The proponents of this bill keep telling us that this is an attempt to protect women and children from sexual predators who can use transgender nondiscrimination laws to gain access to public restrooms. I have searched all over, and I have not found one case of a sexual predator using nondiscrimination laws to attack women and children.
Given these facts, I am left to conclude that this legislation is not a serious attempt to address a pressing public policy question. Rather, this is an attempt to draw strict lines around whose lives matter most.
HF3396 tells transgender Minnesotans that their aspirations to fullness of life and wholeness of joy will not be tolerated.
At All God’s Children Metropolitan Community Church, we believe Isaiah’s prophecy that no weapon formed against us will prosper because God’s covenant of peace with all God’s children does not end.
We will answer this cruelty by doing what the late minister of The Memorial Church of Harvard Peter Gomes exhorts us to do: “live in expectation of great and good things” because we are made in the image of God who makes nothing bad.
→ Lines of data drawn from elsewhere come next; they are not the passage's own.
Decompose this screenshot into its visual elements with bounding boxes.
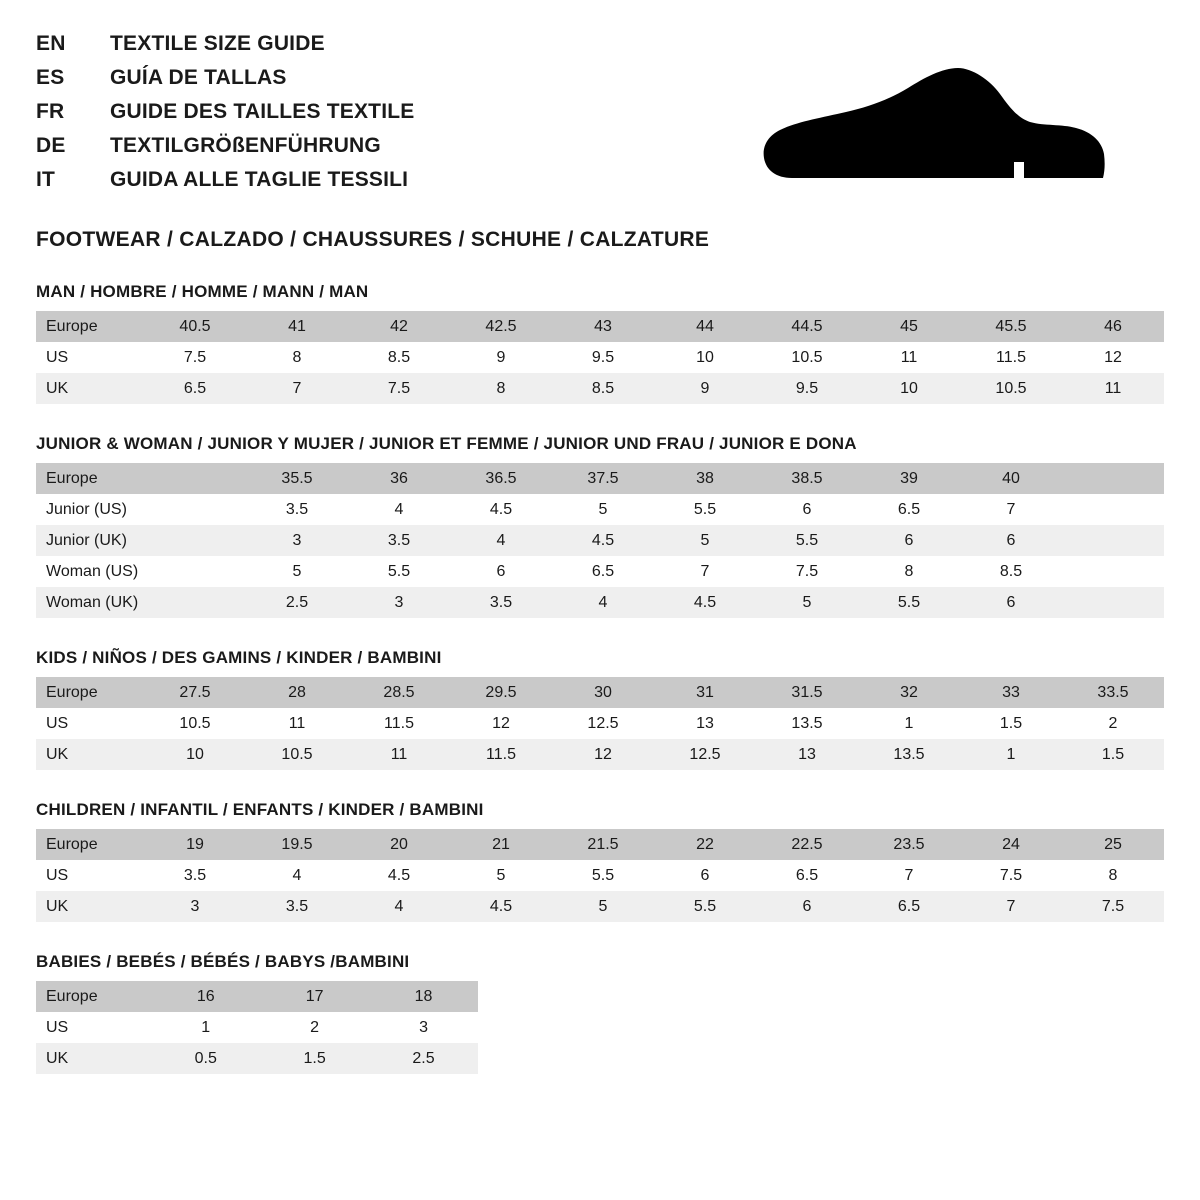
cell: 12.5 (552, 708, 654, 739)
table-row (36, 556, 1164, 587)
cell: 20 (348, 829, 450, 860)
cell: 12.5 (654, 739, 756, 770)
row-label: Woman (UK) (36, 587, 144, 618)
cell: 3.5 (246, 494, 348, 525)
cell: 8.5 (552, 373, 654, 404)
cell: 40.5 (144, 311, 246, 342)
cell: 28.5 (348, 677, 450, 708)
cell: 21 (450, 829, 552, 860)
row-label: Junior (US) (36, 494, 144, 525)
table-row (36, 587, 1164, 618)
cell: 6.5 (552, 556, 654, 587)
cell: 35.5 (246, 463, 348, 494)
cell: 7 (246, 373, 348, 404)
cell: 1 (960, 739, 1062, 770)
cell: 7 (960, 891, 1062, 922)
cell: 3 (369, 1012, 478, 1043)
shoe-icon (762, 66, 1106, 201)
table-row (36, 739, 1164, 770)
table-row (36, 829, 1164, 860)
row-label: UK (36, 891, 144, 922)
cell: 32 (858, 677, 960, 708)
language-title: GUIDE DES TAILLES TEXTILE (110, 100, 415, 123)
cell: 27.5 (144, 677, 246, 708)
size-table-children (36, 829, 1164, 922)
cell: 5 (552, 494, 654, 525)
cell: 12 (1062, 342, 1164, 373)
cell: 18 (369, 981, 478, 1012)
cell (144, 463, 246, 494)
row-label: Europe (36, 463, 144, 494)
row-label: US (36, 860, 144, 891)
cell: 11 (348, 739, 450, 770)
language-code: IT (36, 168, 56, 191)
cell (144, 494, 246, 525)
cell: 6 (450, 556, 552, 587)
cell (144, 556, 246, 587)
cell: 13 (654, 708, 756, 739)
language-row-fr (36, 100, 414, 134)
cell: 11.5 (450, 739, 552, 770)
size-table-man (36, 311, 1164, 404)
cell: 9.5 (756, 373, 858, 404)
size-table-babies (36, 981, 478, 1074)
cell: 10.5 (960, 373, 1062, 404)
cell: 31 (654, 677, 756, 708)
cell: 4 (246, 860, 348, 891)
cell: 2 (260, 1012, 369, 1043)
row-label: UK (36, 1043, 151, 1074)
cell: 31.5 (756, 677, 858, 708)
cell (1062, 494, 1164, 525)
cell: 37.5 (552, 463, 654, 494)
row-label: Europe (36, 829, 144, 860)
cell: 11 (858, 342, 960, 373)
cell: 17 (260, 981, 369, 1012)
cell: 8.5 (348, 342, 450, 373)
cell: 44 (654, 311, 756, 342)
cell: 2.5 (369, 1043, 478, 1074)
section-title: BABIES / BEBÉS / BÉBÉS / BABYS /BAMBINI (36, 952, 410, 971)
cell: 6 (756, 891, 858, 922)
cell: 30 (552, 677, 654, 708)
cell: 4.5 (654, 587, 756, 618)
cell: 6 (654, 860, 756, 891)
cell: 42 (348, 311, 450, 342)
section-title: MAN / HOMBRE / HOMME / MANN / MAN (36, 282, 369, 301)
cell: 8 (1062, 860, 1164, 891)
language-code: EN (36, 32, 66, 55)
cell (1062, 463, 1164, 494)
cell: 4.5 (450, 494, 552, 525)
table-row (36, 463, 1164, 494)
cell: 3 (144, 891, 246, 922)
cell: 10 (858, 373, 960, 404)
size-table-kids (36, 677, 1164, 770)
cell: 5 (654, 525, 756, 556)
section-man (36, 282, 1164, 404)
cell: 7.5 (960, 860, 1062, 891)
cell: 9 (450, 342, 552, 373)
table-row (36, 494, 1164, 525)
cell (1062, 556, 1164, 587)
cell: 6.5 (858, 494, 960, 525)
cell: 7.5 (1062, 891, 1164, 922)
language-row-es (36, 66, 414, 100)
cell: 13.5 (756, 708, 858, 739)
cell: 28 (246, 677, 348, 708)
section-title: CHILDREN / INFANTIL / ENFANTS / KINDER / BAMBINI (36, 800, 484, 819)
cell: 11 (1062, 373, 1164, 404)
cell: 8 (246, 342, 348, 373)
cell: 5 (246, 556, 348, 587)
language-title: TEXTILGRÖßENFÜHRUNG (110, 134, 381, 157)
row-label: US (36, 708, 144, 739)
section-junior-woman (36, 434, 1164, 618)
cell: 3.5 (246, 891, 348, 922)
cell: 3 (348, 587, 450, 618)
row-label: Junior (UK) (36, 525, 144, 556)
table-row (36, 342, 1164, 373)
cell: 5 (450, 860, 552, 891)
cell: 6.5 (144, 373, 246, 404)
language-title: GUÍA DE TALLAS (110, 66, 287, 89)
cell: 19.5 (246, 829, 348, 860)
cell: 6.5 (858, 891, 960, 922)
row-label: Europe (36, 981, 151, 1012)
cell: 45.5 (960, 311, 1062, 342)
language-titles (36, 32, 414, 202)
cell: 40 (960, 463, 1062, 494)
cell: 22.5 (756, 829, 858, 860)
cell: 0.5 (151, 1043, 260, 1074)
cell: 3.5 (144, 860, 246, 891)
cell: 10.5 (756, 342, 858, 373)
cell: 4 (348, 494, 450, 525)
cell: 5.5 (858, 587, 960, 618)
cell: 9 (654, 373, 756, 404)
cell: 12 (450, 708, 552, 739)
language-title: GUIDA ALLE TAGLIE TESSILI (110, 168, 409, 191)
cell: 5.5 (552, 860, 654, 891)
language-row-de (36, 134, 414, 168)
cell: 8.5 (960, 556, 1062, 587)
cell: 7.5 (756, 556, 858, 587)
cell: 12 (552, 739, 654, 770)
cell: 4.5 (348, 860, 450, 891)
cell: 33.5 (1062, 677, 1164, 708)
section-title: KIDS / NIÑOS / DES GAMINS / KINDER / BAMBINI (36, 648, 442, 667)
cell: 2 (1062, 708, 1164, 739)
cell: 24 (960, 829, 1062, 860)
row-label: UK (36, 373, 144, 404)
row-label: Europe (36, 677, 144, 708)
cell: 6 (960, 525, 1062, 556)
cell: 43 (552, 311, 654, 342)
table-row (36, 708, 1164, 739)
cell: 1.5 (1062, 739, 1164, 770)
language-code: DE (36, 134, 66, 157)
cell: 6 (960, 587, 1062, 618)
cell: 11.5 (960, 342, 1062, 373)
table-row (36, 981, 478, 1012)
cell: 7 (654, 556, 756, 587)
cell: 36 (348, 463, 450, 494)
cell: 5.5 (654, 891, 756, 922)
cell: 7.5 (348, 373, 450, 404)
table-row (36, 525, 1164, 556)
cell: 4 (348, 891, 450, 922)
cell: 16 (151, 981, 260, 1012)
section-kids (36, 648, 1164, 770)
cell: 4 (552, 587, 654, 618)
cell: 4.5 (450, 891, 552, 922)
section-babies (36, 952, 1164, 1074)
table-row (36, 860, 1164, 891)
category-title: FOOTWEAR / CALZADO / CHAUSSURES / SCHUHE / CALZATURE (36, 228, 710, 251)
cell: 11 (246, 708, 348, 739)
table-row (36, 373, 1164, 404)
table-row (36, 891, 1164, 922)
cell: 10.5 (144, 708, 246, 739)
cell: 5.5 (348, 556, 450, 587)
row-label: US (36, 1012, 151, 1043)
cell: 33 (960, 677, 1062, 708)
cell: 1 (858, 708, 960, 739)
cell: 29.5 (450, 677, 552, 708)
cell: 6 (858, 525, 960, 556)
cell: 36.5 (450, 463, 552, 494)
language-row-en (36, 32, 414, 66)
cell: 39 (858, 463, 960, 494)
cell: 10 (654, 342, 756, 373)
cell: 10 (144, 739, 246, 770)
row-label: UK (36, 739, 144, 770)
cell: 21.5 (552, 829, 654, 860)
cell: 5 (756, 587, 858, 618)
cell: 6.5 (756, 860, 858, 891)
row-label: US (36, 342, 144, 373)
cell: 23.5 (858, 829, 960, 860)
cell: 38.5 (756, 463, 858, 494)
page-header (36, 32, 1164, 202)
cell: 25 (1062, 829, 1164, 860)
cell: 41 (246, 311, 348, 342)
cell: 2.5 (246, 587, 348, 618)
cell: 8 (450, 373, 552, 404)
cell: 22 (654, 829, 756, 860)
table-row (36, 311, 1164, 342)
table-row (36, 677, 1164, 708)
cell: 9.5 (552, 342, 654, 373)
cell: 42.5 (450, 311, 552, 342)
cell: 44.5 (756, 311, 858, 342)
language-code: FR (36, 100, 65, 123)
cell (1062, 587, 1164, 618)
table-row (36, 1012, 478, 1043)
cell: 1 (151, 1012, 260, 1043)
cell (144, 525, 246, 556)
cell: 3 (246, 525, 348, 556)
cell: 3.5 (450, 587, 552, 618)
cell: 3.5 (348, 525, 450, 556)
row-label: Woman (US) (36, 556, 144, 587)
cell: 7 (960, 494, 1062, 525)
cell (1062, 525, 1164, 556)
cell: 5.5 (756, 525, 858, 556)
cell: 5 (552, 891, 654, 922)
cell: 8 (858, 556, 960, 587)
cell: 7.5 (144, 342, 246, 373)
cell: 1.5 (260, 1043, 369, 1074)
cell: 6 (756, 494, 858, 525)
cell: 38 (654, 463, 756, 494)
cell: 10.5 (246, 739, 348, 770)
cell: 13 (756, 739, 858, 770)
cell: 11.5 (348, 708, 450, 739)
table-row (36, 1043, 478, 1074)
cell: 4.5 (552, 525, 654, 556)
cell: 13.5 (858, 739, 960, 770)
cell: 4 (450, 525, 552, 556)
cell: 1.5 (960, 708, 1062, 739)
language-code: ES (36, 66, 65, 89)
cell (144, 587, 246, 618)
cell: 5.5 (654, 494, 756, 525)
size-table-junior-woman (36, 463, 1164, 618)
cell: 45 (858, 311, 960, 342)
cell: 19 (144, 829, 246, 860)
section-title: JUNIOR & WOMAN / JUNIOR Y MUJER / JUNIOR ET FEMME / JUNIOR UND FRAU / JUNIOR E DONA (36, 434, 857, 453)
cell: 46 (1062, 311, 1164, 342)
language-title: TEXTILE SIZE GUIDE (110, 32, 325, 55)
language-row-it (36, 168, 414, 202)
row-label: Europe (36, 311, 144, 342)
section-children (36, 800, 1164, 922)
cell: 7 (858, 860, 960, 891)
We will overcome this cruelty because we know that we are entitled to fullness of life and wholeness of joy even when bills like these are proposed that make our lives more difficult.
We will continue to fight for the rights of all citizens to live, love, work, and thrive because our very lives are testimonies to the power of love and compassion that eventually defeats hate and division.
That’s why I called on Minnesota legislators to defeat H.F. 3396.
It’s up to all of us to make the fullness of life, equality, and nondiscrimination a reality for all Minnesotans, especially her transgender citizens.